Published by: Kage, on 08:12 pm Sunday December 23rd, 2012 - Source:
We recently recovered the HackThisSite server from a fairly serious data filesystem crash. The data wasn't lost at all, but the filesystem itself was broken and unusable. We are storing our data on a hardware RAID-10 array of 2TB drives, with an underlying UFS filesystem. On top of this was a GEOM journal. Well, in designing this system, I wasn't aware that the default journal size of 1GB would be problematic. I also found out that, since the original design and deployment of this system back in late-2011, GEOM journal has been shown to be dangerously buggy. Such was the case when the server halted on a kernel panic on Friday from a journal overflow. Subsequent reboots showed this, too:
GEOM: provider: the primary GPT table is corrupt or invalid.
GEOM: provider: using the secondary instead -- recovery strongly advised.
The answer was clear: GEOM journal had to go. It's too new and too unreliable. I'd rather us rely on the old and "slower" general UFS filesystem. And yeah, I know the arguments of ZFS, but that would require remaking the entire filesystem and restoring all its contents, which was more trouble than it's worth for the (dis)advantages. But there was one problem that proved to be quite.. unknown: How do I disable GEOM journaling?
Well, first we drop to single-user mode. Once inside, we need the root filesystem in rw mode so we can edit the fstab entry and remove the '.journal' part. To do this, we re-mount the root filesystem (/dev/da0 is ours, yours may vary. Check your /etc/fstab to be sure.):
mount -u /
mount -o rw /dev/da0 /
Now, we edit out the '.journal' part from the /etc/fstab entry for the data mount. Also, we should disable the geom_journal_load entry in /boot/loader.conf. It's worth mentioning that in single-user mode your display may not be able to handle editors appropriately, so get comfortable manipulating files with sed and other command-line methods.
There is effectively no literature on the subject of disabling a GEOM journal, so I had to rely on some trial-and-error suggestions of the FreeBSD community (big thanks to the Freenode ##freebsd channel members, namely nemysis). Finally, we determined the effective route is as follows:
# Disable the GEOM journal provider
gjournal stop da1.journal
# Remove the journal flag
tunefs -J disable /dev/da1
# Forcibly fsck the filesystem as UFS
fsck_ufs -fy /dev/da1
# Mounting should work now
mount -o rw /dev/da1 /data
Now we can re-use the underlying UFS filesystem. I'm not entirely certain why or how to get rid of it, but subsequent reboots will still show that "primary GPT table is corrupt or invalid" error. I've disabled geom_journal_load entry in /boot/loader.conf, and gjournal list now shows "gjournal: Command 'list' not available." instead of listing da1.journal, so I'm not sure why this legacy attachment still exists. The filesystem works as a normal UFS mount now, so hopefully this is benign and ignorable. If anyone has any additional advice on this, feel free to leave a comment below.

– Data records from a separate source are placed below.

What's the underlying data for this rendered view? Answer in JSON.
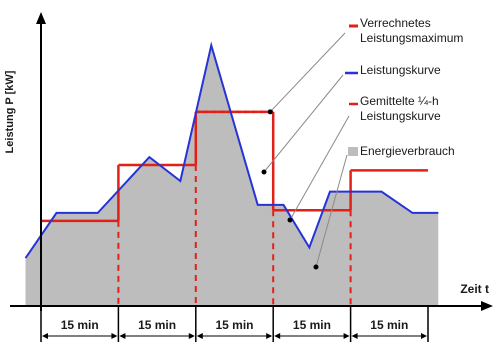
{
  "chart_data": {
    "type": "area",
    "ylabel": "Leistung P [kW]",
    "xlabel": "Zeit t",
    "interval_label": "15 min",
    "xlim": [
      0,
      75
    ],
    "ylim": [
      0,
      100
    ],
    "legend_position": "right",
    "colors": {
      "power_curve": "#2633d6",
      "averaged_curve": "#e32017",
      "max_line": "#e32017",
      "energy_fill": "#bdbdbd",
      "axis": "#000000",
      "leader": "#8a8a8a"
    },
    "series": [
      {
        "name": "Leistungskurve",
        "x": [
          -3,
          3,
          11,
          21,
          27,
          33,
          42,
          47,
          52,
          56,
          66,
          72,
          77
        ],
        "y": [
          18,
          35,
          35,
          56,
          47,
          98,
          38,
          38,
          22,
          43,
          43,
          35,
          35
        ]
      },
      {
        "name": "Gemittelte ¼-h Leistungskurve",
        "x": [
          0,
          15,
          30,
          45,
          60,
          75
        ],
        "y": [
          32,
          53,
          73,
          36,
          51,
          51
        ]
      },
      {
        "name": "Verrechnetes Leistungsmaximum",
        "value": 73
      }
    ],
    "legend": [
      {
        "key": "max",
        "label": "Verrechnetes\nLeistungsmaximum"
      },
      {
        "key": "curve",
        "label": "Leistungskurve"
      },
      {
        "key": "avg",
        "label": "Gemittelte ¼-h\nLeistungskurve"
      },
      {
        "key": "energy",
        "label": "Energieverbrauch"
      }
    ]
  }
}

One thing we're left without now, though, is effective journaling or some method of filesystem integrity. In theory, we should not require the rapid fsck recovery of geom journaling since we ideally won't crash frequently, nor experience power outages (we're on a dual power supply system on two separate circuits and battery backups). We should also not need the meta-data security or performance increase of synchronous or asynchronous UFS, respectively, since we have onboard battery backup disk write cache on our RAID controller. I have no realistic means of testing this except against the HackThisSite server itself, so I must rely only on the details of the literature I have before me.
Instead, we reverted back down to the underlying UFS filesystem and investigated Soft Updates instead. Soft Updates grant us some security of the filesystem in the event of crash (with the caveat of producing a 30-60 second "older" version of the filesystem upon recovery), plus the performance benefits of asynchronous UFS (at the cost of memory, which we have plenty of in a 32GB RAM system). Oh, and just to amp up the speed a tad more, we set the noatime flag.
All in all, this has been a good lesson in FreeBSD filesystems and hopefully one others can learn from, too.